The USD/JPY pair rose during the session on Monday, but as you can see the 100 level has offered far too much resistance for the market to overcome. However, we are not about to start selling this market, regardless of the shape of the candle. After all, the Bank of Japan continues to work against the value of this currency pair, and we believe that isn’t going to change anytime soon.
The US Dollar of course has been beat up fairly significantly lately, so it’s not a surprise that we failed to get over the 100 handle. However, we believe that it’s only a matter of time before this market gets higher, and as a result we like the idea of buying a break of the highs for the Monday session. Alternately, we can also make a case for buying this market on a pullback that shows a supportive candle, which is almost always one of the preferred method of entry in an uptrend.

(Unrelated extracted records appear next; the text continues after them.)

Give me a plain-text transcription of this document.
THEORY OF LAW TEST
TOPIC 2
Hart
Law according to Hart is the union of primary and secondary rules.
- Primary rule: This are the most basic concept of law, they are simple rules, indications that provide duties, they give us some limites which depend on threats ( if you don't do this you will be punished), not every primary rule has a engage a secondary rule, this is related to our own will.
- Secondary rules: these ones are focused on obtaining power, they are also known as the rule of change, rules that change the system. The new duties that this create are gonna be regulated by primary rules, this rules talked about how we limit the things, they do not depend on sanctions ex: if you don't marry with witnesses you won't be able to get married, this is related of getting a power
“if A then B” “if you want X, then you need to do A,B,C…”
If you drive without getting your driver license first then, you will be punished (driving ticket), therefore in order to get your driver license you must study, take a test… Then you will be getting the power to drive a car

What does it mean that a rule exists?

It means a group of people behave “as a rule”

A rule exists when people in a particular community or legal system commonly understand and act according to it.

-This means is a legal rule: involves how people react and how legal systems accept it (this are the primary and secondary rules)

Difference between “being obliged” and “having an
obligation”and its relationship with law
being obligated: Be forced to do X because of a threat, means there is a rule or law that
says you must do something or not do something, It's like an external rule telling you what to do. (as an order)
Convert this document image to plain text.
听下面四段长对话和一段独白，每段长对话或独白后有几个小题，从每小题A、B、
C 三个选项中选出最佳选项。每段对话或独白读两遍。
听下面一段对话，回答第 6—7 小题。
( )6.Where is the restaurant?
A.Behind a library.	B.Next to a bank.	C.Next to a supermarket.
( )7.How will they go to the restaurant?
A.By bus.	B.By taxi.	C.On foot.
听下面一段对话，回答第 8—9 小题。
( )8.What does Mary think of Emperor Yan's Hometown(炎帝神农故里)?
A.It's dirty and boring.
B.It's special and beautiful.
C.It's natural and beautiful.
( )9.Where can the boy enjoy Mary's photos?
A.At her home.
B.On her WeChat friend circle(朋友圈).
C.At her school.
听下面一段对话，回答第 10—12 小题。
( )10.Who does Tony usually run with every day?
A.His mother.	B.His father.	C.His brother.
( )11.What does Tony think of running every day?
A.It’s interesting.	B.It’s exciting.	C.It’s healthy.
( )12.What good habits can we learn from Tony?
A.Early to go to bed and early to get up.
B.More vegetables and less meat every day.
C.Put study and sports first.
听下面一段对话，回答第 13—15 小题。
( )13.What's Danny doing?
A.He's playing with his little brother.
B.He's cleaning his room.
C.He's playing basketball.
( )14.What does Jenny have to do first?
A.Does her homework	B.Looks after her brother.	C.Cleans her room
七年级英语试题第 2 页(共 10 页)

As far as selling is concerned, we simply won’t do that in this pair, because buying the Japanese Yen is dangerous to say the least. After all, it is one of the most manipulated currencies in the world, and that is especially true these days. Going forward, we think that this market will eventually hit the 105 handle sometime this year, and possibly even as high as 110 if certain things happen. However, recently we have seen the market try to react to the possibility that the Federal Reserve is going to continue to keep the quantitative easing at full blast, as opposed to tapering off in September as so many people at thought.
Another thing you have to worry about though is the fact that this is the summer, and therefore the liquidity is probably a bit then. With that being the case, this market is probably getting thrown around at the moment, and as a result is very difficult to read too much into the price action from day-to-day. Nonetheless, we do recognize the fact that the market has a bit of a “floor” in it at the moment.